The intelligent half-bridge sine wave voltage conversion circuit based on PFC staggered flyback according to claim 4, further comprising an MCU control unit (80), a gate of the first switch tube (Q6), The gate of the second switching transistor (Q7) and the gate of the third switching transistor (Q5) are respectively connected to the MCU control unit (80), and the MCU control unit (80) is configured to respectively output a PWM signal to the first switching transistor (Q6), a second switching transistor (Q7) and a third switching transistor (Q5) for controlling the on-off state of the first switching transistor (Q6), the second switching transistor (Q7), and the third switching transistor (Q5).
The intelligent half-bridge sinusoidal voltage conversion circuit based on PFC staggered flyback according to claim 5, wherein the MCU control unit (80) comprises a single chip (U1) and its peripheral circuits.

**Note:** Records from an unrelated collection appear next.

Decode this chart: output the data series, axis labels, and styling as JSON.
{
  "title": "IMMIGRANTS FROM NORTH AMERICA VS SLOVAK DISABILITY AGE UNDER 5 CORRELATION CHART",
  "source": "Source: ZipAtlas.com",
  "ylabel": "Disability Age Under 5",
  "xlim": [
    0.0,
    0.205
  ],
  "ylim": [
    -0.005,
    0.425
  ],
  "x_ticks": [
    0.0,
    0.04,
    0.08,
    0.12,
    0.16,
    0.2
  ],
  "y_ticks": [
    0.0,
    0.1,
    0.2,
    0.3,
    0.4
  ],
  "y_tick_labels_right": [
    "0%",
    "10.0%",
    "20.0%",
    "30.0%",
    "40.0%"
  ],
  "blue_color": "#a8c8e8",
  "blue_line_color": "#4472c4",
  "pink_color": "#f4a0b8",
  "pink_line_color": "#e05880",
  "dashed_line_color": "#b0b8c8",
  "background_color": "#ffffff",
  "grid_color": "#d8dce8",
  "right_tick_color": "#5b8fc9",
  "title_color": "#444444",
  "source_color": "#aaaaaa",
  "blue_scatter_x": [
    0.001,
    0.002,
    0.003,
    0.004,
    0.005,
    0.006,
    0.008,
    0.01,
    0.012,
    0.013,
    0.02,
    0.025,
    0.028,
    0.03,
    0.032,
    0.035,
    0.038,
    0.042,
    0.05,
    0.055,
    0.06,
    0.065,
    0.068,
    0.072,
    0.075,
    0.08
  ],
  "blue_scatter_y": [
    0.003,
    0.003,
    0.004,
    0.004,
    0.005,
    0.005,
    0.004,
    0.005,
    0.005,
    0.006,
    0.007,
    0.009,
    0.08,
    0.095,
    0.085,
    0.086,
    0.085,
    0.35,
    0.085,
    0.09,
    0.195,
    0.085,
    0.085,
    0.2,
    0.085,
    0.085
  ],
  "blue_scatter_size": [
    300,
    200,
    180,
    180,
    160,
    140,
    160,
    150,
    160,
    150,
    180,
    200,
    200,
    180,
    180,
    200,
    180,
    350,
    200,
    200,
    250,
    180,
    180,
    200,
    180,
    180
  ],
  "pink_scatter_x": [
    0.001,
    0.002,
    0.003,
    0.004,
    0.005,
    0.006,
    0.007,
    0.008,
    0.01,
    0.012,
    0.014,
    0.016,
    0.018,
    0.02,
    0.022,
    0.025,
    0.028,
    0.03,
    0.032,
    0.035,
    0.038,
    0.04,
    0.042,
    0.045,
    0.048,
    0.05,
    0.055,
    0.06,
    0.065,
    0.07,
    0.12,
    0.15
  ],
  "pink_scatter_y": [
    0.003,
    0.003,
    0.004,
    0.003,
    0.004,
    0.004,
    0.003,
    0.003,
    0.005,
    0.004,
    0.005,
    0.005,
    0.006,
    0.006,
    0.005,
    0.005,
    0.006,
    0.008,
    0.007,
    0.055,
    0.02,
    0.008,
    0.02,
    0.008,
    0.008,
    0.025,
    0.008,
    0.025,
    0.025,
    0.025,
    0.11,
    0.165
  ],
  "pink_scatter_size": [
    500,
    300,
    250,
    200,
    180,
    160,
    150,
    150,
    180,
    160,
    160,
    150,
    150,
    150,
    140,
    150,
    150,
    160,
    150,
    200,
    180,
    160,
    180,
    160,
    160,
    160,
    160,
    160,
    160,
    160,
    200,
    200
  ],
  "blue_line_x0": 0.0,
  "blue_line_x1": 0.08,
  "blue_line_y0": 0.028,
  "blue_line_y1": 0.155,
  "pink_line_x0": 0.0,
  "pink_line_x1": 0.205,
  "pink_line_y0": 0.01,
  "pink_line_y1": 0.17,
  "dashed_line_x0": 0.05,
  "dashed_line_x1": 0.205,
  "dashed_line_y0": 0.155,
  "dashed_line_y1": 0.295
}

The intelligent half-bridge sinusoidal voltage conversion circuit based on PFC staggered flyback according to claim 5, further comprising an AC sampling unit (70) connected to the input rectification filter Between the input of the unit (10) and the MCU control unit (80), the AC sampling unit (70) is used for collecting input rectification The voltage on the AC side of the filtering unit (10) is fed back to the MCU control unit (80).
The intelligent half-bridge sine wave voltage conversion circuit based on PFC staggered flyback according to claim 7, wherein said AC sampling unit (70) comprises an operational amplifier (U9B), said operational amplifier (U9B) The two input terminals are respectively connected to the input end of the input rectifying and filtering unit (10) through a current limiting resistor, and the output end of the operational amplifier (U9B) is connected to the MCU control unit (80).
The intelligent half-bridge sine wave voltage conversion circuit based on PFC staggered flyback according to claim 5, wherein a first sampling resistor is connected between the source and the front end of the third switching transistor (Q5) (R2A), the source of the third switching transistor (Q5) is connected to the MCU control unit (80), and the MCU control unit (80) acquires the third switching transistor by the first sampling resistor (R2A) ( Q5) The electrical signal of the source.
The intelligent half-bridge sinusoidal voltage conversion circuit based on PFC staggered flyback according to claim 5, further comprising a DC voltage sampling unit (50), wherein the DC voltage sampling unit (50) comprises a second sampling resistor (R13) and a third sampling resistor (R15) connected in series, a front end of the second sampling resistor (R13) being connected to an output of the interleaved flyback isolation unit (30), the third sampling resistor The back end of (R15) is connected to the MCU control unit (80), and the MCU control unit (80) acquires the interleaved flyback isolation conversion unit by the second sampling resistor (R13) and the third sampling resistor (R15) ( 30) The electrical signal output.